One-third of the western empire was now in barbarian hands, and at its centre sat a barbarian ruler. Was this deplorable? For conservatives, of course. But in the very long run a new Europe would emerge, a Europe with a new diversity of cultures and nations. Rome itself endured in many ways: its institutions, its culture, its traditions, its Christian faith. Only in Britain did barbarian invaders forget Rome, looking upon its buildings, walls and roads as upon alien artefacts and asserting their own pagan origins. On the mainland, barbarian rulers saw themselves as proud heirs to an ancient power, and paid lip-service to their nominal overlord in Constantinople. In Gaul, non-Romans took over Roman villas, learned Latin and adopted Christianity. Great Roman cities remained great. Latin remained the lingua franca for educated Europeans for 1,500 years, a tradition faintly echoed today in the ceremonies of ancient European universities, and across Christendom, for which AD – anno domini, the year of our Lord – still divides history in two.

And Attila himself? He remains one of history’s great might-have-beens. With a little more diplomacy, better sense, less war and a commitment to administration he could have had so much. He could have seized all northern Europe, had Honoria in marriage, created a dynasty that ruled from the Atlantic to the Urals, from the Alps to the Baltic. Perhaps, in some parallel universe, Britain would have fallen to the Huns rather than to the Angles and Saxons, and Chaucers and Shakespeares would have written in Hunnish, and we would all have ended up worshipping not the Christian God but some shamanistic Blue Heaven. As it was, Attila’s contribution to Europe’s history remained bound by barbarian migration and Roman collapse, processes that were happening anyway.
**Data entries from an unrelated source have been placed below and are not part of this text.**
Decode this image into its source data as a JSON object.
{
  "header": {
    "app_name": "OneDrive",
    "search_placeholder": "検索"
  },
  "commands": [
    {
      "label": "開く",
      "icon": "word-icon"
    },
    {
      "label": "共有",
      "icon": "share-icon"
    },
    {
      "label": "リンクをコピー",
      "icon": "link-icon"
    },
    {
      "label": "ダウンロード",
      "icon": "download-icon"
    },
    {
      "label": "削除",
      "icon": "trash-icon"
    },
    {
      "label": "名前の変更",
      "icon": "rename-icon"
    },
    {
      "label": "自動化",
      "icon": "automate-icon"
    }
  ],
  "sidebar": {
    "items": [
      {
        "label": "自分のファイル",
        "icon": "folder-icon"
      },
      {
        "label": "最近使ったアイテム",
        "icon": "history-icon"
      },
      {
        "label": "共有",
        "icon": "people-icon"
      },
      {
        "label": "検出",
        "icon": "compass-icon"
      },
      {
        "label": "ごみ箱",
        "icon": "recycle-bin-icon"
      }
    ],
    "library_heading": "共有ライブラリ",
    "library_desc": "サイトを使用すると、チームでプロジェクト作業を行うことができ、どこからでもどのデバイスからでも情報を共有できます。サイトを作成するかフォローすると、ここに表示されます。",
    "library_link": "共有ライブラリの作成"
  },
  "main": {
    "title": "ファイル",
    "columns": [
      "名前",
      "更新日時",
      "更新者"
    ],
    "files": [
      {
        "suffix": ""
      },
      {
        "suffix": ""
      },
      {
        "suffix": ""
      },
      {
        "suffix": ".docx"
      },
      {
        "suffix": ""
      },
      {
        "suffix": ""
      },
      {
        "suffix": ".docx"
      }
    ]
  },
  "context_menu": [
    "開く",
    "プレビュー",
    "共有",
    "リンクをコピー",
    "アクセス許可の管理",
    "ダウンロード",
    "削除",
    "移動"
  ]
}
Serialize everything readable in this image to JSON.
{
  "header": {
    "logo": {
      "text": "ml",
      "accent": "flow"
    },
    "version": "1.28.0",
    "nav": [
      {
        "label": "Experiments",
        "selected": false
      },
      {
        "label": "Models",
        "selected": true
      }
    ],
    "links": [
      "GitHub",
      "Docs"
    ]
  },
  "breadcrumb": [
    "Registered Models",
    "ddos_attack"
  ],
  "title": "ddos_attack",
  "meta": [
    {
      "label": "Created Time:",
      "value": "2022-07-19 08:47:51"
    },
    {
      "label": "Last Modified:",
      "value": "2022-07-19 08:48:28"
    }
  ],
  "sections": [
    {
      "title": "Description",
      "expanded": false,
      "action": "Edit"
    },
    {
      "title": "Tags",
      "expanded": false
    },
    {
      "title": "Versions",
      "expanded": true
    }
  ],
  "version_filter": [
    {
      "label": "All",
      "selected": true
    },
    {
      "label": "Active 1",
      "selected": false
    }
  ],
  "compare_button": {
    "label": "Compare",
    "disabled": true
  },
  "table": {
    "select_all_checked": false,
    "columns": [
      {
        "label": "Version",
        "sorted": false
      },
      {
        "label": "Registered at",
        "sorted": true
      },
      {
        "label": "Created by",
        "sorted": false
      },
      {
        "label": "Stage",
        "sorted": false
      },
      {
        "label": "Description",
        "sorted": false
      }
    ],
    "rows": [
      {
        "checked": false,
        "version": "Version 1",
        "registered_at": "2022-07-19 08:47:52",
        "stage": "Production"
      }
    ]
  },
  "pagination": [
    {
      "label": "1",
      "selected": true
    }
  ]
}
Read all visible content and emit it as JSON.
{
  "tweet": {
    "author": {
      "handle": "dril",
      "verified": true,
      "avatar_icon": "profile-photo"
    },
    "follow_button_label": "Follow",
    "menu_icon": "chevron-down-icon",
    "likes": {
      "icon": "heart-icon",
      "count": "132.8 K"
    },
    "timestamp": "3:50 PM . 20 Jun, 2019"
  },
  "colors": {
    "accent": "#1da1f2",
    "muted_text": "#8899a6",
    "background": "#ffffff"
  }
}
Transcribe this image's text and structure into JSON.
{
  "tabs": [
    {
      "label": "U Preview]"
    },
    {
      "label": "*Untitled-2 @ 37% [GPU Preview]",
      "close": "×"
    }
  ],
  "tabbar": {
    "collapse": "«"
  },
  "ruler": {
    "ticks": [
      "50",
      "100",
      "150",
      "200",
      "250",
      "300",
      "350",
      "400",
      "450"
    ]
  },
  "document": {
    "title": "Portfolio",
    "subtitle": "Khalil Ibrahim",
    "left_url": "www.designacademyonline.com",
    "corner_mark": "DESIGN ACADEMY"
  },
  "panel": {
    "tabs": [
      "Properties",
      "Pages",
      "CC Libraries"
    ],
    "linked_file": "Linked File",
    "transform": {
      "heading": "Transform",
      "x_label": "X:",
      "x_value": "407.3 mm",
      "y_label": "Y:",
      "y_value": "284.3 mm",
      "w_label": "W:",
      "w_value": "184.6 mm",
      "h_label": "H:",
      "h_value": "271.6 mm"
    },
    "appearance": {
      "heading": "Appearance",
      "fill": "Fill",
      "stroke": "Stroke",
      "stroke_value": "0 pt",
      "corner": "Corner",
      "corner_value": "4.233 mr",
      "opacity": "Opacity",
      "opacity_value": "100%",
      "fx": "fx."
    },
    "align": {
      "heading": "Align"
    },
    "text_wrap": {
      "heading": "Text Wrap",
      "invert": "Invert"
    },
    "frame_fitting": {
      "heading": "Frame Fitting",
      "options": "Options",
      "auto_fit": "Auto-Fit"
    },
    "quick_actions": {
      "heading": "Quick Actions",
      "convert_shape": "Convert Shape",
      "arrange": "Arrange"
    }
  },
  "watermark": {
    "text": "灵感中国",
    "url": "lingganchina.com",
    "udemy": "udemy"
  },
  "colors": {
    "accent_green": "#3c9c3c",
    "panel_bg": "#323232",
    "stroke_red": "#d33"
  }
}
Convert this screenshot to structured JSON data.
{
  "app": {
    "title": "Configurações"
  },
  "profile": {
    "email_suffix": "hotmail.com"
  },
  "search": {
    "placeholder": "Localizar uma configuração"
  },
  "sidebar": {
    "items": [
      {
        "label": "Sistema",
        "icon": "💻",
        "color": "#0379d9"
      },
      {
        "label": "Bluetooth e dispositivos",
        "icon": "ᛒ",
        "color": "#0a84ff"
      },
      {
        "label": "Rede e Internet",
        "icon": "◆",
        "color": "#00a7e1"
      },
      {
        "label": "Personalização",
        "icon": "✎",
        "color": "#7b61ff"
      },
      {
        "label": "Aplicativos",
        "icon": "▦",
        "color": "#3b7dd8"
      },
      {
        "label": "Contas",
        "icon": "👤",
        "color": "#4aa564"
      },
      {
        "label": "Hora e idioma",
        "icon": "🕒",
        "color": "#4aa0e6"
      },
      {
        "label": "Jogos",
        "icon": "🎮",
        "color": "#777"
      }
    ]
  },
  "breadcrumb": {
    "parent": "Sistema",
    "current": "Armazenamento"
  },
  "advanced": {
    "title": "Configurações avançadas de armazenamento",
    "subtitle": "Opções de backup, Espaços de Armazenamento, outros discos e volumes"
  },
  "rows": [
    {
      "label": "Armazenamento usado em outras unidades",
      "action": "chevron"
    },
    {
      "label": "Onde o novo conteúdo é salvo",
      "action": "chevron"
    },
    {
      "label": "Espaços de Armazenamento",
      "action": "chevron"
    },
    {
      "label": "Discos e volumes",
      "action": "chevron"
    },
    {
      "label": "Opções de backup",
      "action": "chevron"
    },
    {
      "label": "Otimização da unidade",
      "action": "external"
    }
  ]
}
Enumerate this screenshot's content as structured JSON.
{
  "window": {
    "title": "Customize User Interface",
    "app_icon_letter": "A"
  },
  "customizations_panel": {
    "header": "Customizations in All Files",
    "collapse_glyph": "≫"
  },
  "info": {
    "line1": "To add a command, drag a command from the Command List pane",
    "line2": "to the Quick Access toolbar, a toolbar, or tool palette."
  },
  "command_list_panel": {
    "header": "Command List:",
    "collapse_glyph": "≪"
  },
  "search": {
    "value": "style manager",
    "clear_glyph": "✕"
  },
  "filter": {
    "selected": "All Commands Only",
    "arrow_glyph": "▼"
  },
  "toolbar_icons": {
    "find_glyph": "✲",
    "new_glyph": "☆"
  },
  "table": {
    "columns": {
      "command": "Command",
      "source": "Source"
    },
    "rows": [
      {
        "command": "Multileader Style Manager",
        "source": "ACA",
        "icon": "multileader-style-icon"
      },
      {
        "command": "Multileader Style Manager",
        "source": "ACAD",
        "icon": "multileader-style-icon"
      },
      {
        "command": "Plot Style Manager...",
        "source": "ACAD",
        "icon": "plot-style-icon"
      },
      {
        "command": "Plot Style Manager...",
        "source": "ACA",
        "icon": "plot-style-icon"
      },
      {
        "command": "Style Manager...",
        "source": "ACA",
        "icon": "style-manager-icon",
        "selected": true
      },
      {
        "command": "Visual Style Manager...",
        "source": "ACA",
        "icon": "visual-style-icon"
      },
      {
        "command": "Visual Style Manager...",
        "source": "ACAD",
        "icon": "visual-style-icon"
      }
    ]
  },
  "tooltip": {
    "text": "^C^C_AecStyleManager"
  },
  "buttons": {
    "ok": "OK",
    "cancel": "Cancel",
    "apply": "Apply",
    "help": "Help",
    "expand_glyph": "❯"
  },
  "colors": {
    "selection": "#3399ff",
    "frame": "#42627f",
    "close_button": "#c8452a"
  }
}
He tweaked both. In his rise, he drove tribes westward faster than they would otherwise have travelled. Once in power, having blotted up outlying tribes, he slowed down the same movement. In political and historical terms, Attila did little more than add a few speed bumps in the high road of Europe’s history, allowing an acceleration here and a slowing down there. It all amounted to a perfect balance of pluses and minuses, signifying nothing.

Along the way there had been much sound and fury. But this, too, signified nothing. Thompson sums him up succinctly: ‘Did the Huns make no direct contribution to the progress of Europe? Had they nothing to offer besides the terror which uprooted the Germanic nations and sent them fleeing into the Roman Empire? The answer is, No, they offered nothing . . . They were mere plunderers and marauders.’

Is that it, then? Not quite. There is more to Attila than plundering and marauding, because his name resounds still as an archetype of a certain sort of power. His influence is to be found not in his practical achievements, but in his appeal to the imagination. He broke the bonds of historical fact, and entered legend, a shift that is the subject of the final chapter.

1 Reigned 457–74. Not the same as Pope Leo I (440–61). For four years (457–61), both pope and emperor were called Leo I.